Brazil is the world's fifth-largest country and had a hundred tram systems, almost as many as the other Latin American countries combined. It had one of the world's first tramways: an 1859 operation in Rio de Janeiro predates street railway experiments in all European countries except France. Trams still run in Rio today, a century and a third later: only New Orleans, Boston, Philadelphia and Mexico City have had streetcar operation longer. Brazil had one of the world's first steam-powered street railways and had the world's first steam locomotives designed specifically to run on the street. It had one of the world's first electric tramways: Rio de Janeiro had electric streetcars before London, Paris, Roma, Madrid, Lisboa and any other city in Latin America. Niterói, Brazil, may have been the first place where trams were powered successfully by storage batteries. Brazil had the world's largest fleet of open streetcars. It had the largest collection of American-built streetcars outside the United States. It had the world's largest foreign-owned street railway empire.

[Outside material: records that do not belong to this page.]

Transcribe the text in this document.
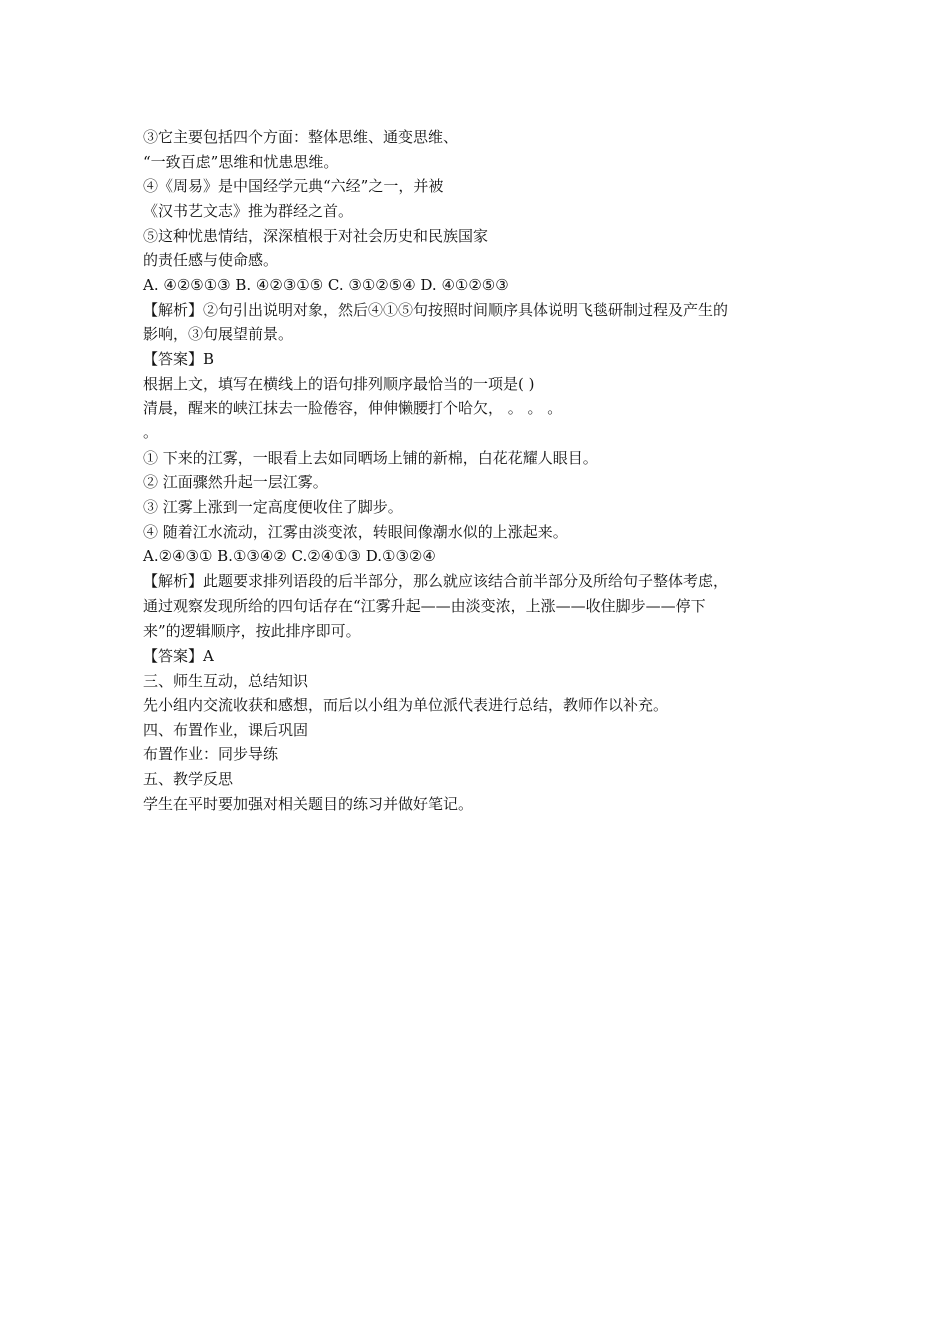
③它主要包括四个方面：整体思维、通变思维、

“一致百虑”思维和忧患思维。

④《周易》是中国经学元典“六经”之一，并被

《汉书艺文志》推为群经之首。

⑤这种忧患情结，深深植根于对社会历史和民族国家

的责任感与使命感。

A. ④②⑤①③ B. ④②③①⑤ C. ③①②⑤④ D. ④①②⑤③

【解析】②句引出说明对象，然后④①⑤句按照时间顺序具体说明飞毯研制过程及产生的

影响，③句展望前景。

【答案】B

根据上文，填写在横线上的语句排列顺序最恰当的一项是( )

清晨，醒来的峡江抹去一脸倦容，伸伸懒腰打个哈欠， 。 。 。

。

① 下来的江雾，一眼看上去如同晒场上铺的新棉，白花花耀人眼目。

② 江面骤然升起一层江雾。

③ 江雾上涨到一定高度便收住了脚步。

④ 随着江水流动，江雾由淡变浓，转眼间像潮水似的上涨起来。

A.②④③① B.①③④② C.②④①③ D.①③②④

【解析】此题要求排列语段的后半部分，那么就应该结合前半部分及所给句子整体考虑，

通过观察发现所给的四句话存在“江雾升起——由淡变浓，上涨——收住脚步——停下

来”的逻辑顺序，按此排序即可。

【答案】A

三、师生互动，总结知识

先小组内交流收获和感想，而后以小组为单位派代表进行总结，教师作以补充。

四、布置作业，课后巩固

布置作业：同步导练

五、教学反思

学生在平时要加强对相关题目的练习并做好笔记。
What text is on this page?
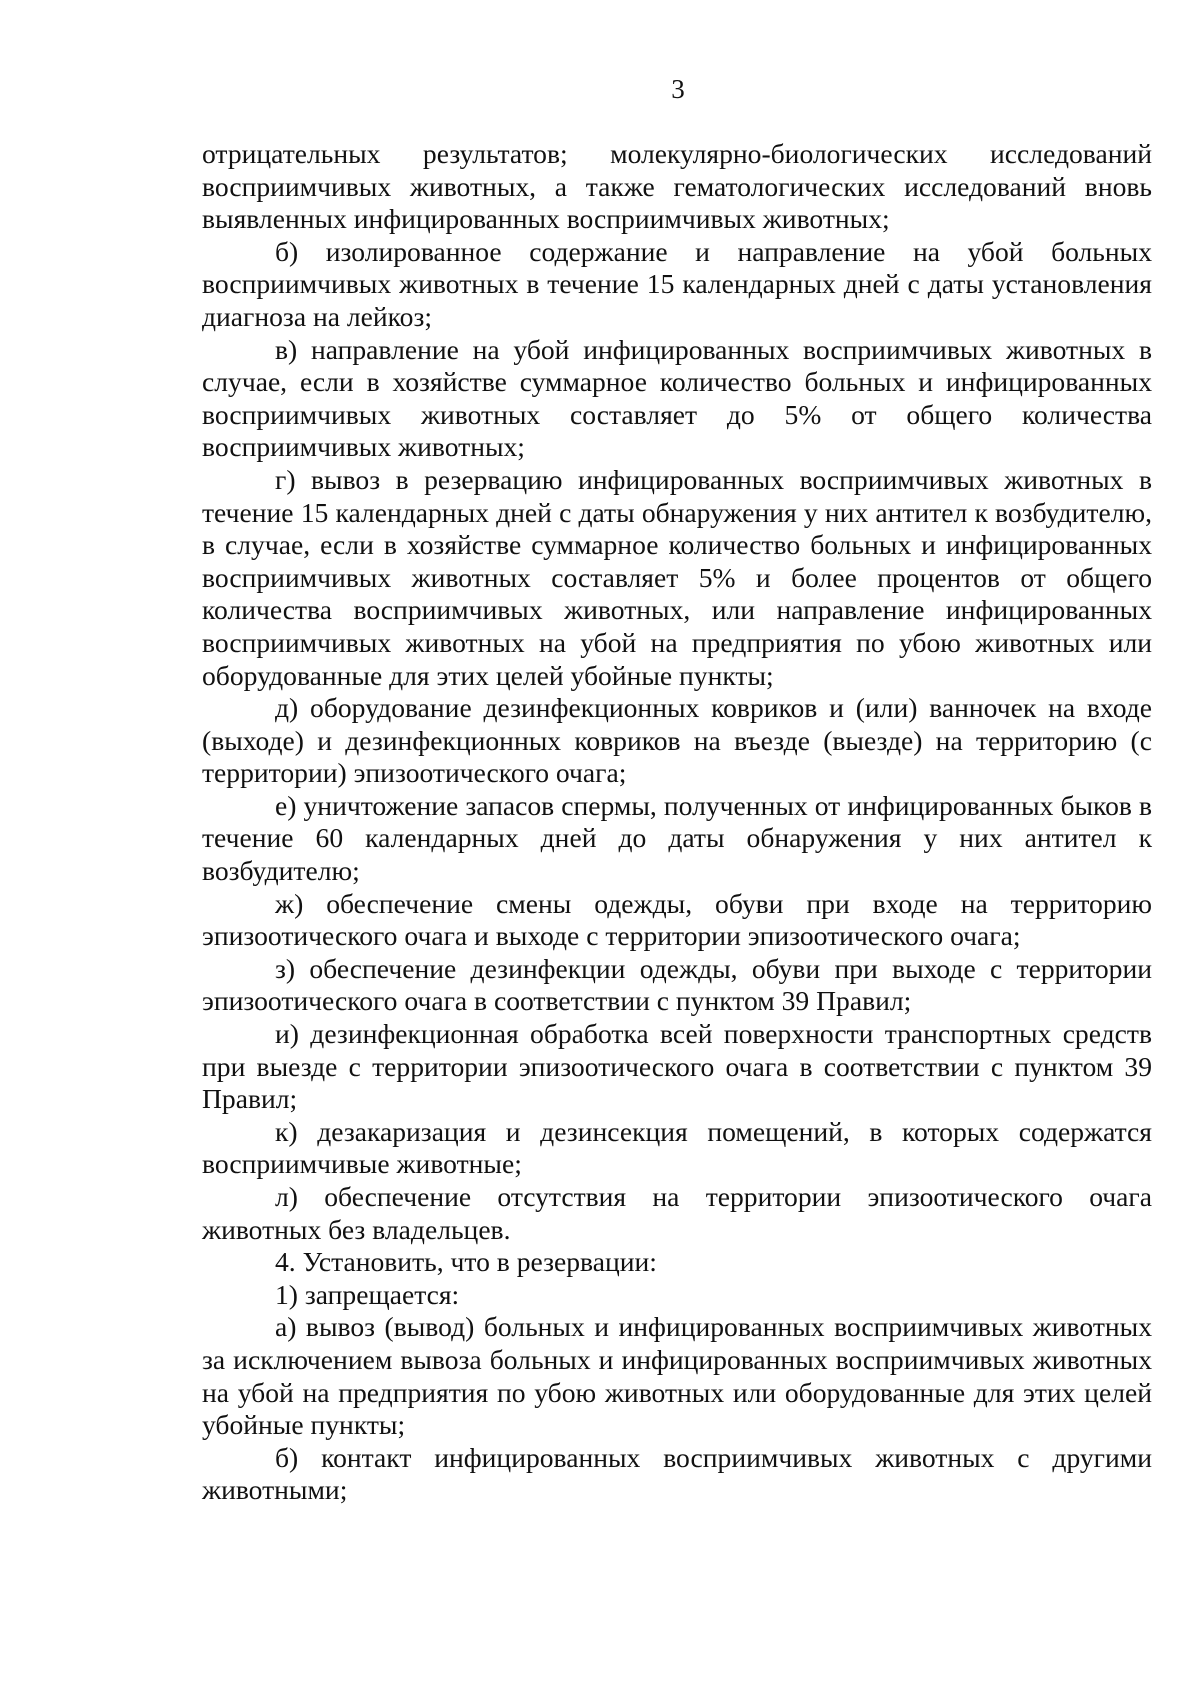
3

отрицательных результатов; молекулярно-биологических исследований восприимчивых животных, а также гематологических исследований вновь выявленных инфицированных восприимчивых животных;

б) изолированное содержание и направление на убой больных восприимчивых животных в течение 15 календарных дней с даты установления диагноза на лейкоз;

в) направление на убой инфицированных восприимчивых животных в случае, если в хозяйстве суммарное количество больных и инфицированных восприимчивых животных составляет до 5% от общего количества восприимчивых животных;

г) вывоз в резервацию инфицированных восприимчивых животных в течение 15 календарных дней с даты обнаружения у них антител к возбудителю, в случае, если в хозяйстве суммарное количество больных и инфицированных восприимчивых животных составляет 5% и более процентов от общего количества восприимчивых животных, или направление инфицированных восприимчивых животных на убой на предприятия по убою животных или оборудованные для этих целей убойные пункты;

д) оборудование дезинфекционных ковриков и (или) ванночек на входе (выходе) и дезинфекционных ковриков на въезде (выезде) на территорию (с территории) эпизоотического очага;

е) уничтожение запасов спермы, полученных от инфицированных быков в течение 60 календарных дней до даты обнаружения у них антител к возбудителю;

ж) обеспечение смены одежды, обуви при входе на территорию эпизоотического очага и выходе с территории эпизоотического очага;

з) обеспечение дезинфекции одежды, обуви при выходе с территории эпизоотического очага в соответствии с пунктом 39 Правил;

и) дезинфекционная обработка всей поверхности транспортных средств при выезде с территории эпизоотического очага в соответствии с пунктом 39 Правил;

к) дезакаризация и дезинсекция помещений, в которых содержатся восприимчивые животные;

л) обеспечение отсутствия на территории эпизоотического очага животных без владельцев.

4. Установить, что в резервации:

1) запрещается:

а) вывоз (вывод) больных и инфицированных восприимчивых животных за исключением вывоза больных и инфицированных восприимчивых животных на убой на предприятия по убою животных или оборудованные для этих целей убойные пункты;

б) контакт инфицированных восприимчивых животных с другими животными;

Five tramways still operate in 1989: the Santa Teresa and Corcovado lines in Rio de Janeiro; the Campos do Jordão line near São Paulo; the Itatinga line near Bertioga; and the tourist tramway in Campinas. A sixth line, the Tirirical tramway near São Luís, ceased operation in 1983, but may be revived.

The history of Brazil's tramways is not complete. Information is readily available about many of the electric systems, which ran recently and were often operated by foreign companies that preserved records. But information about earlier animal and steam tramways is not as easy to obtain: locations are remote, some lines disappeared a century ago, and often no record of them remains even in the towns where they ran. There is no complete official list of Brazil's street railways and no doubt lines existed that were not discovered. The author hopes that this work will inspire Brazilians to explore their transport heritage further.

The book is divided into two sections. The first five chapters describe research problems and the overall development of tramways in Brazil. The second half of the book contains individual histories, with illustrations and maps, of each of the one hundred tram systems. At the end of the book are bibliographies for Brazil in general and for each tramway city in particular, and an index of subjects, places and names.